I believe it was supposed to be eliminated by the StackSlotColoring, but it was not because LiveStacks comes out empty.

I.e. until we resolve dead stack objects elimination issue it is better to rely on the scratch rsrc register usage.

rampitec added inline comments.Nov 11 2020, 4:16 PM
llvm/lib/Target/AMDGPU/SIInstrInfo.cpp
1388–1390

See D91307 for elimination of dead stack objects. That one is needed if we want to remove implicit operand here (and in fact just needed).

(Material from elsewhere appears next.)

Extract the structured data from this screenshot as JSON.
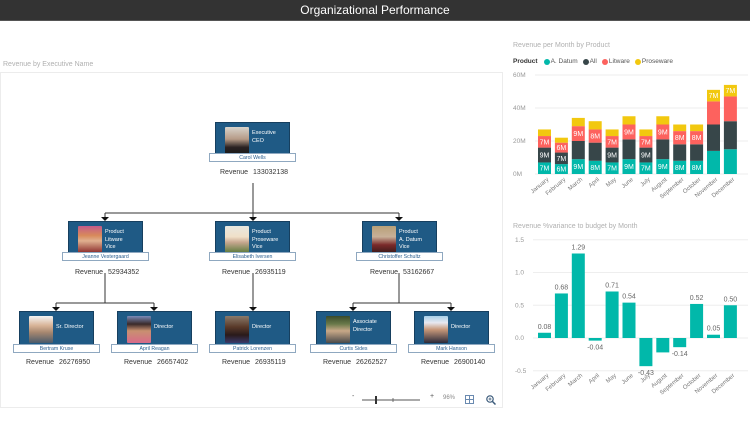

rampitec updated this revision to Diff 304951.Nov 12 2020, 1:23 PM

OK, let's untangle this from dead slot elimination.
Dropped rsrc operand completely.

arsenm accepted this revision.Nov 12 2020, 3:09 PM
arsenm added inline comments.
llvm/test/CodeGen/AMDGPU/idot8s.ll
531–534

These are ugly but this won't happen in the real world with normal vector types

This revision was automatically updated to reflect the committed changes.